I think we hunger for reconnection, for something positive we can do that gives back to the planet that gives us so much–air, water, food, the basic materials of our lives, plus beauty, awe and wonder. Habitat gardening is one powerful way to give back, providing homes and food for the “little guys” who help preserve healthy ecosystems–pollinators and songbirds–and also providing us with the delight of seeing those lives on a daily basis.

Which is why I spend the time and energy to travel and teach, even when I’d rather stay home and work on my own landscape.
I made it home Thursday evening, and then spent Friday getting started on the next presentation–my keynote at the Chaffee County Home & Garden Show next Saturday. This weekend I finally had time for my own earth work, nurturing my reclaimed former industrial yard and the adjacent block of urban creek.

Which, by the way, is running again. I hear its murmuring voice from my front deck, a lovely sound after four weeks of unusually hot and dry weather.
Yesterday I wore myself out laying the first part of my future outdoor dining patio in a flat spot on the slope between my two buildings where the two-story garage/studio casts shade on spring and summer evenings.
I had already spent time loosening the construction-compacted ground with a mattock, hauling out rocks and sifting the gravel-sized fragments from the sand, and leveling the area. My friends Tony and Maggie had helped me carry and roughly set the first flagstone.

As I worked yesterday, I heard Richard’s voice in my mind.
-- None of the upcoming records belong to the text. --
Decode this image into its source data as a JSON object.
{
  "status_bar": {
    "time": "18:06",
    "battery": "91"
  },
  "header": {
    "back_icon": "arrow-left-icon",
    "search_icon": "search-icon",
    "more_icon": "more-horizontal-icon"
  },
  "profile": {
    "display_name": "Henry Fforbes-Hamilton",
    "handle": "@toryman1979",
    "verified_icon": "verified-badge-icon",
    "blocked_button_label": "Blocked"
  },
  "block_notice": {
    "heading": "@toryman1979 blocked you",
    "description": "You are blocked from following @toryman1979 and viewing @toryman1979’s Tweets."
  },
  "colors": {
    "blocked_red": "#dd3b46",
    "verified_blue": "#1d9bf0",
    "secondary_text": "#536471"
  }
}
He taught me how to design and build a flagstone patio; a project that was his final sculpture, his last chance to get his hands on the rocks he so loved.
Today I was too sore to pick up either mattock or flagstone, so I planted the heirloom tomato seedlings I grew indoors (thanks to Renee’s Seeds), nestling them carefully in the soil of the big stock tank on my side deck. I’m sure it’s a bit of a shock to be outside in the bright sun and moving air after a comfy childhood indoors, but they’ll adapt, and their walls-o-water will keep them cozy as they do.

I also spent time hand-watering my rock garden to compensate for the spring snows that didn’t come, and admiring the spots of color from the spreading phlox, species tulips, daffodils, and native golden-smoke, all of which little sweat bees and other native pollinators are eagerly attending to.
*****
I purely love this life, drought or no, and I am honored to be part of the movement to restore nature in our yards and gardens. It’s a powerful way for us to express our gratitude to this amazing planet–our nurturing orb and the only home our species has ever known.